GroDiGroDiPerformance-Curve of J48Performance-Curve of J48

Best: J48 "-L -U -M 2 -A"

Experimental ResultsExperimental Results

93.5 %94.5 %12 m.

94.7 %95.1 %6 m.33 m.

new 0.11

94.8 %95.3 %6 m.22 m.

0.4290.5 %92.9 %6 m.22 m.old

83.3 %88.6 %12 m.0.00

85.7 %90.3 %6 m.--baseline

RT-factoravg. F1AccuracyEval.data

Train.dataSystem

ConclusionsConclusions• Aims:

• Development of a system that automaticallydetects a broad set of disfluencies

• Fully automatic learning process• Robust and Fast

• Achievements:• Stand-alone tool for detection of disfluencies:

GroDi - Get rid of Disfluencies• Self-arranging modules• Detection rate: 95% Accuracy• Real-time factor of 0.11

OutlookOutlook

• Develop module(s) for the detection ofMistake, Order, Omission

• Embed other learning approaches, e.g.:• Conditional Random Fields• HMMs

• Use other corpus like, e.g., Switchboard

Thank you!Thank you!

Demo?Demo?

GroDiGroDiDiff. Module ArrangementsDiff. Module Arrangements

GroDiGroDi

Used technologies WEKA toolkit for machine learning Maximum Entropy classifier from Stanford NLP group CRF Tagger from http://crftagger.sourceforge.net/

Features for machine learning: Lexical: words, lexical parallelism, (POS-Tags) Prosodic: duration, pauses, pitch, energy Dynamic: disfluency types of surrounding words Speaker: age, role in meeting, native language

Automatic Disfluency Detection in Multi-party Conversations...

Documents

Transcript of Automatic Disfluency Detection in Multi-party Conversations...

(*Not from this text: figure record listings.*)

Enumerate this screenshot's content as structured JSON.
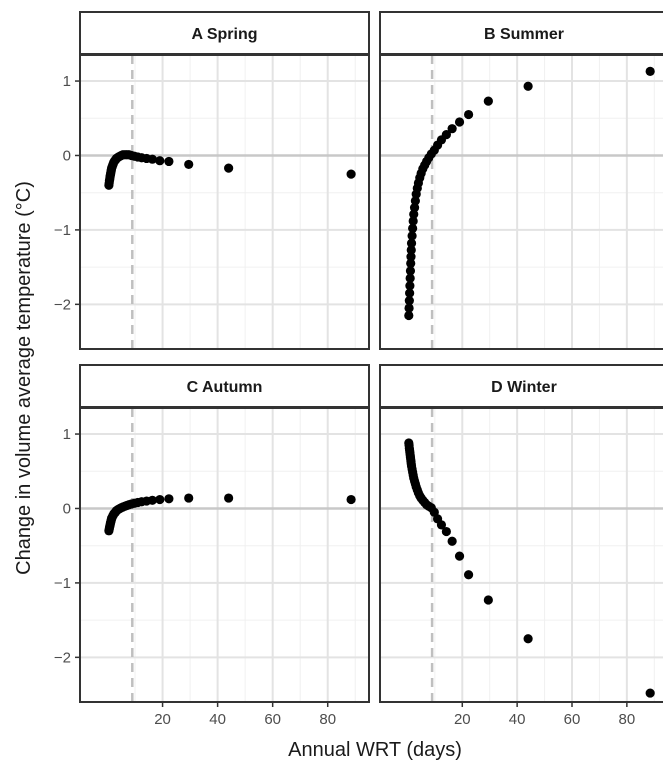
{
  "chart_data": {
    "type": "scatter",
    "xlabel": "Annual WRT (days)",
    "ylabel": "Change in volume average temperature (°C)",
    "xlim": [
      -10,
      95
    ],
    "ylim": [
      -2.6,
      1.35
    ],
    "x_ticks": [
      20,
      40,
      60,
      80
    ],
    "y_ticks": [
      1,
      0,
      -1,
      -2
    ],
    "reference_line": {
      "axis": "x",
      "value": 9,
      "style": "dashed",
      "color": "#bfbfbf"
    },
    "grid": true,
    "panels": [
      {
        "label": "A Spring",
        "points": [
          [
            0.5,
            -0.4
          ],
          [
            0.6,
            -0.37
          ],
          [
            0.7,
            -0.34
          ],
          [
            0.8,
            -0.32
          ],
          [
            0.9,
            -0.29
          ],
          [
            1.0,
            -0.27
          ],
          [
            1.1,
            -0.25
          ],
          [
            1.2,
            -0.23
          ],
          [
            1.3,
            -0.21
          ],
          [
            1.4,
            -0.19
          ],
          [
            1.5,
            -0.17
          ],
          [
            1.7,
            -0.15
          ],
          [
            1.9,
            -0.13
          ],
          [
            2.1,
            -0.11
          ],
          [
            2.3,
            -0.09
          ],
          [
            2.6,
            -0.07
          ],
          [
            2.9,
            -0.06
          ],
          [
            3.2,
            -0.04
          ],
          [
            3.6,
            -0.03
          ],
          [
            4.0,
            -0.02
          ],
          [
            4.5,
            -0.01
          ],
          [
            5.0,
            0.0
          ],
          [
            5.6,
            0.01
          ],
          [
            6.3,
            0.01
          ],
          [
            7.0,
            0.01
          ],
          [
            7.8,
            0.01
          ],
          [
            8.7,
            0.0
          ],
          [
            9.8,
            -0.01
          ],
          [
            11.0,
            -0.02
          ],
          [
            12.4,
            -0.03
          ],
          [
            14.2,
            -0.04
          ],
          [
            16.3,
            -0.05
          ],
          [
            19.0,
            -0.07
          ],
          [
            22.3,
            -0.08
          ],
          [
            29.5,
            -0.12
          ],
          [
            44.0,
            -0.17
          ],
          [
            88.5,
            -0.25
          ]
        ]
      },
      {
        "label": "B Summer",
        "points": [
          [
            0.5,
            -2.15
          ],
          [
            0.6,
            -2.05
          ],
          [
            0.7,
            -1.95
          ],
          [
            0.8,
            -1.85
          ],
          [
            0.9,
            -1.75
          ],
          [
            1.0,
            -1.65
          ],
          [
            1.1,
            -1.55
          ],
          [
            1.2,
            -1.45
          ],
          [
            1.3,
            -1.36
          ],
          [
            1.4,
            -1.27
          ],
          [
            1.5,
            -1.18
          ],
          [
            1.7,
            -1.08
          ],
          [
            1.9,
            -0.98
          ],
          [
            2.1,
            -0.88
          ],
          [
            2.3,
            -0.79
          ],
          [
            2.6,
            -0.7
          ],
          [
            2.9,
            -0.61
          ],
          [
            3.2,
            -0.52
          ],
          [
            3.6,
            -0.44
          ],
          [
            4.0,
            -0.37
          ],
          [
            4.5,
            -0.3
          ],
          [
            5.0,
            -0.24
          ],
          [
            5.6,
            -0.18
          ],
          [
            6.3,
            -0.13
          ],
          [
            7.0,
            -0.08
          ],
          [
            7.8,
            -0.03
          ],
          [
            8.7,
            0.02
          ],
          [
            9.8,
            0.07
          ],
          [
            11.0,
            0.14
          ],
          [
            12.4,
            0.21
          ],
          [
            14.2,
            0.28
          ],
          [
            16.3,
            0.36
          ],
          [
            19.0,
            0.45
          ],
          [
            22.3,
            0.55
          ],
          [
            29.5,
            0.73
          ],
          [
            44.0,
            0.93
          ],
          [
            88.5,
            1.13
          ]
        ]
      },
      {
        "label": "C Autumn",
        "points": [
          [
            0.5,
            -0.3
          ],
          [
            0.6,
            -0.28
          ],
          [
            0.7,
            -0.26
          ],
          [
            0.8,
            -0.24
          ],
          [
            0.9,
            -0.23
          ],
          [
            1.0,
            -0.21
          ],
          [
            1.1,
            -0.19
          ],
          [
            1.2,
            -0.18
          ],
          [
            1.3,
            -0.16
          ],
          [
            1.4,
            -0.15
          ],
          [
            1.5,
            -0.13
          ],
          [
            1.7,
            -0.12
          ],
          [
            1.9,
            -0.1
          ],
          [
            2.1,
            -0.09
          ],
          [
            2.3,
            -0.07
          ],
          [
            2.6,
            -0.06
          ],
          [
            2.9,
            -0.05
          ],
          [
            3.2,
            -0.03
          ],
          [
            3.6,
            -0.02
          ],
          [
            4.0,
            -0.01
          ],
          [
            4.5,
            0.0
          ],
          [
            5.0,
            0.01
          ],
          [
            5.6,
            0.02
          ],
          [
            6.3,
            0.03
          ],
          [
            7.0,
            0.04
          ],
          [
            7.8,
            0.05
          ],
          [
            8.7,
            0.06
          ],
          [
            9.8,
            0.07
          ],
          [
            11.0,
            0.08
          ],
          [
            12.4,
            0.09
          ],
          [
            14.2,
            0.1
          ],
          [
            16.3,
            0.11
          ],
          [
            19.0,
            0.12
          ],
          [
            22.3,
            0.13
          ],
          [
            29.5,
            0.14
          ],
          [
            44.0,
            0.14
          ],
          [
            88.5,
            0.12
          ]
        ]
      },
      {
        "label": "D Winter",
        "points": [
          [
            0.5,
            0.88
          ],
          [
            0.6,
            0.85
          ],
          [
            0.7,
            0.81
          ],
          [
            0.8,
            0.78
          ],
          [
            0.9,
            0.75
          ],
          [
            1.0,
            0.72
          ],
          [
            1.1,
            0.69
          ],
          [
            1.2,
            0.66
          ],
          [
            1.3,
            0.63
          ],
          [
            1.4,
            0.6
          ],
          [
            1.5,
            0.57
          ],
          [
            1.7,
            0.53
          ],
          [
            1.9,
            0.49
          ],
          [
            2.1,
            0.45
          ],
          [
            2.3,
            0.41
          ],
          [
            2.6,
            0.37
          ],
          [
            2.9,
            0.33
          ],
          [
            3.2,
            0.29
          ],
          [
            3.6,
            0.25
          ],
          [
            4.0,
            0.21
          ],
          [
            4.5,
            0.17
          ],
          [
            5.0,
            0.14
          ],
          [
            5.6,
            0.11
          ],
          [
            6.3,
            0.08
          ],
          [
            7.0,
            0.05
          ],
          [
            7.8,
            0.03
          ],
          [
            8.7,
            0.01
          ],
          [
            9.8,
            -0.05
          ],
          [
            11.0,
            -0.14
          ],
          [
            12.4,
            -0.22
          ],
          [
            14.2,
            -0.31
          ],
          [
            16.3,
            -0.44
          ],
          [
            19.0,
            -0.64
          ],
          [
            22.3,
            -0.89
          ],
          [
            29.5,
            -1.23
          ],
          [
            44.0,
            -1.75
          ],
          [
            88.5,
            -2.48
          ]
        ]
      }
    ]
  }
}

Measuring Financial Covenant Strictness in Private … · Measuring Financial Covenant Strictness in Private Debt Contracts ... If the actual ratio of earnings to interest is six,

SILENT PAUSES AND DISFLUENCIES IN SIMULTANEOUS ... · SILENT PAUSES AND DISFLUENCIES IN SIMULTANEOUS INTERPRETATION: A DESCRIPTIVE ANALYSIS By Benedetta Tissi Freelance Conference

Quantitative analysis of disfluency in children with ... · Quantitative analysis of disfluency in children with autism spectrum disorder or language impairment Heather MacFarlane1,

Intonation Structure and Disfluency Detection in Stuttering · patterns of disfluency types are constrained by prosodic phrase structure. The prominent role of prosodic structure

“Disfluencies in 3 to 5 Years Old Telugu Speaking Normal ... · Disfluencies in 3 to 5 Years Old Telugu Speaking Normal Preschool Children Continuity - i.e., the relatedness of

Remedial Instruction in Language Disfluencies in the Non-Psycho-Expert Lens

speech recognition and removal of disfluencies

DISFLUENCY IN SECOND LANGUAGE: A … · disfluency in second language: a quantitative study on turkish learners of english a thesis submitted to the graduate school of informatics

Speaker-Versus Listener-Oriented Disfluency: A Re-examination … · 2017-07-01 · that if certain types of disfluency are solely (or primar-ily) for the benefit of the listener

The Relationship between Gun Control Strictness and Mass ...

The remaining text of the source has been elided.